Shelves crammed with clothing. They pull out one pair of pants after the other to show to you. They take it to the cashier and you pay as you leave. The cashier in turn gives it to the pick-up desk and gives you a claim number which you have to show to the pick-up desk to get your clothes. I bought a nice pair of Dockers and two short-sleeved dress shirts (Timberland and Perry Ellis) all for ???14!


Roads are chaotic as you can imagine. When you cross the street you just step out into traffic and hope all of the oncoming auto rickshaws, motorbikes, and trucks will stop for you. They usually do.

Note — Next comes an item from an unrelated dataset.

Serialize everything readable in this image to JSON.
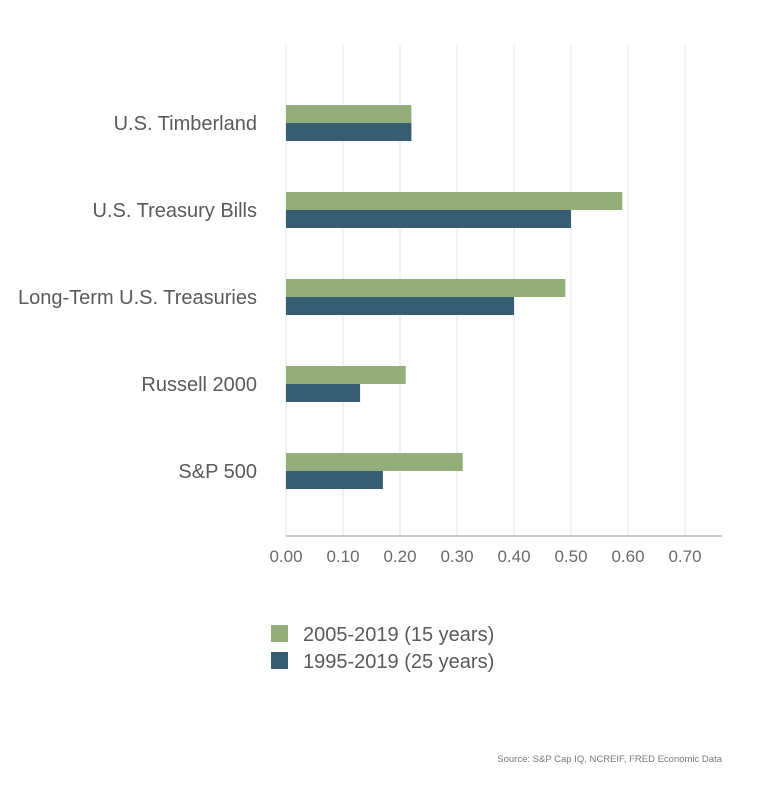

They really drive with their horns. They use it for every purpose imaginable. It’s usually considered a courtesy to honk when you’re passing someone, or when you want to pass them. We rode in an auto rickshaw today – sort of a three-wheeled scooter with a roof – (they call it an “auto” for short) and his horn was the old-fashioned kind with a big rubber bulb on it. Keep in mind, that the normal horns on these things are pretty loud, high-pitched and generally annoying. But they get you’re attention.

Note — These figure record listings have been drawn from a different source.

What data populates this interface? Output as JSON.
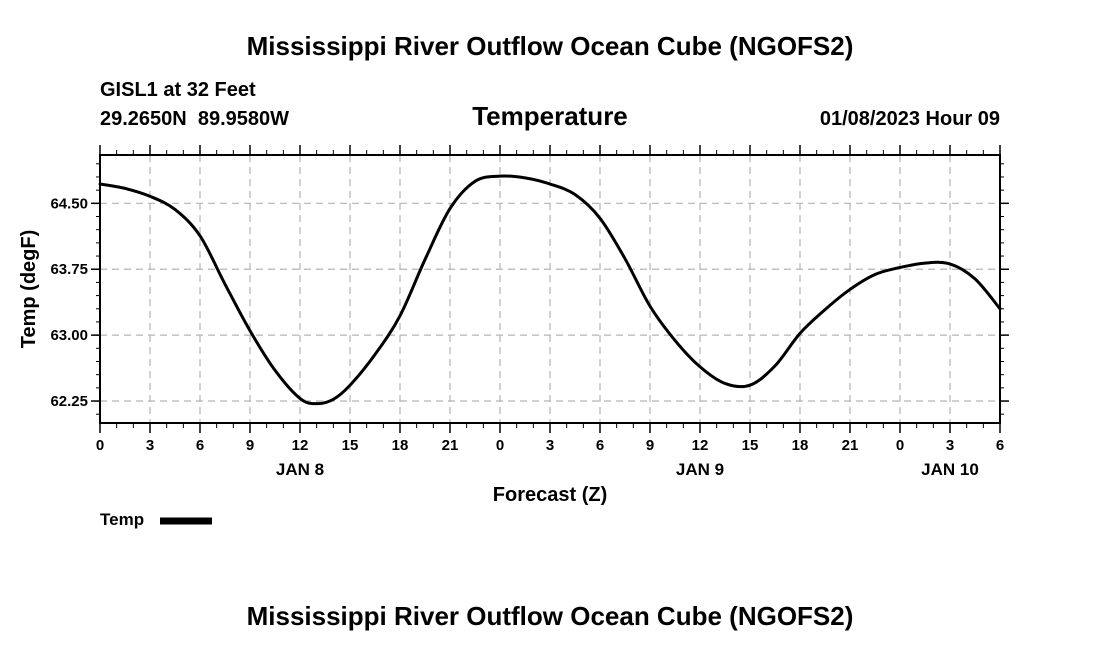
{
  "page": {
    "title": "Mississippi River Outflow Ocean Cube (NGOFS2)",
    "station": "GISL1 at 32 Feet",
    "coordinates": "29.2650N  89.9580W",
    "variable": "Temperature",
    "datetime": "01/08/2023 Hour 09",
    "legend_label": "Temp",
    "footer_title": "Mississippi River Outflow Ocean Cube (NGOFS2)"
  },
  "colors": {
    "line": "#000000",
    "grid": "#b4b4b4",
    "axis": "#000000"
  },
  "chart_data": {
    "type": "line",
    "title": "Temperature",
    "xlabel": "Forecast (Z)",
    "ylabel": "Temp (degF)",
    "xlim": [
      0,
      54
    ],
    "ylim": [
      62.0,
      65.05
    ],
    "yticks": [
      62.25,
      63.0,
      63.75,
      64.5
    ],
    "ytick_labels": [
      "62.25",
      "63.00",
      "63.75",
      "64.50"
    ],
    "xticks": [
      0,
      3,
      6,
      9,
      12,
      15,
      18,
      21,
      24,
      27,
      30,
      33,
      36,
      39,
      42,
      45,
      48,
      51,
      54
    ],
    "xtick_labels": [
      "0",
      "3",
      "6",
      "9",
      "12",
      "15",
      "18",
      "21",
      "0",
      "3",
      "6",
      "9",
      "12",
      "15",
      "18",
      "21",
      "0",
      "3",
      "6"
    ],
    "date_labels": [
      {
        "x": 12,
        "label": "JAN 8"
      },
      {
        "x": 36,
        "label": "JAN 9"
      },
      {
        "x": 51,
        "label": "JAN 10"
      }
    ],
    "grid": true,
    "legend": "bottom-left",
    "series": [
      {
        "name": "Temp",
        "x": [
          0,
          1.5,
          3,
          4.5,
          6,
          7.5,
          9,
          10.5,
          12,
          13,
          14,
          15,
          16.5,
          18,
          19.5,
          21,
          22.5,
          24,
          25.5,
          27,
          28.5,
          30,
          31.5,
          33,
          34.5,
          36,
          37.5,
          39,
          40.5,
          42,
          43.5,
          45,
          46.5,
          48,
          49.5,
          51,
          52.5,
          54
        ],
        "values": [
          64.72,
          64.67,
          64.58,
          64.43,
          64.13,
          63.58,
          63.05,
          62.6,
          62.28,
          62.22,
          62.27,
          62.43,
          62.78,
          63.22,
          63.86,
          64.44,
          64.75,
          64.81,
          64.79,
          64.72,
          64.6,
          64.33,
          63.87,
          63.33,
          62.94,
          62.64,
          62.45,
          62.43,
          62.65,
          63.02,
          63.29,
          63.52,
          63.69,
          63.77,
          63.82,
          63.81,
          63.64,
          63.3
        ]
      }
    ]
  }
}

So here we are buzzing down these streets, people honking at us, and when our driver wants to pass someone, he presses this big rubber bulb and “honk” goes the thing like a goose on steroids. If he doesn’t get a response, then he honks even faster and more emphatically: “Honk! Honk! Hon-Hon-Hon! Ho-ho-ho-ho!” until the pitch becomes so frenzied that the horn doesn’t make much more sound that a high squealed peep. It was all I could do to keep myself from falling out of the vehicle with laughter.


We went to a hug mall today. It was amazing how big it is. Some stores are nice and neat but others are very chaotic. It reminds me of the stores in the old part of Sarajevo, for those of you who have been there. Some stuff hanging out and the rest crammed onto shelves.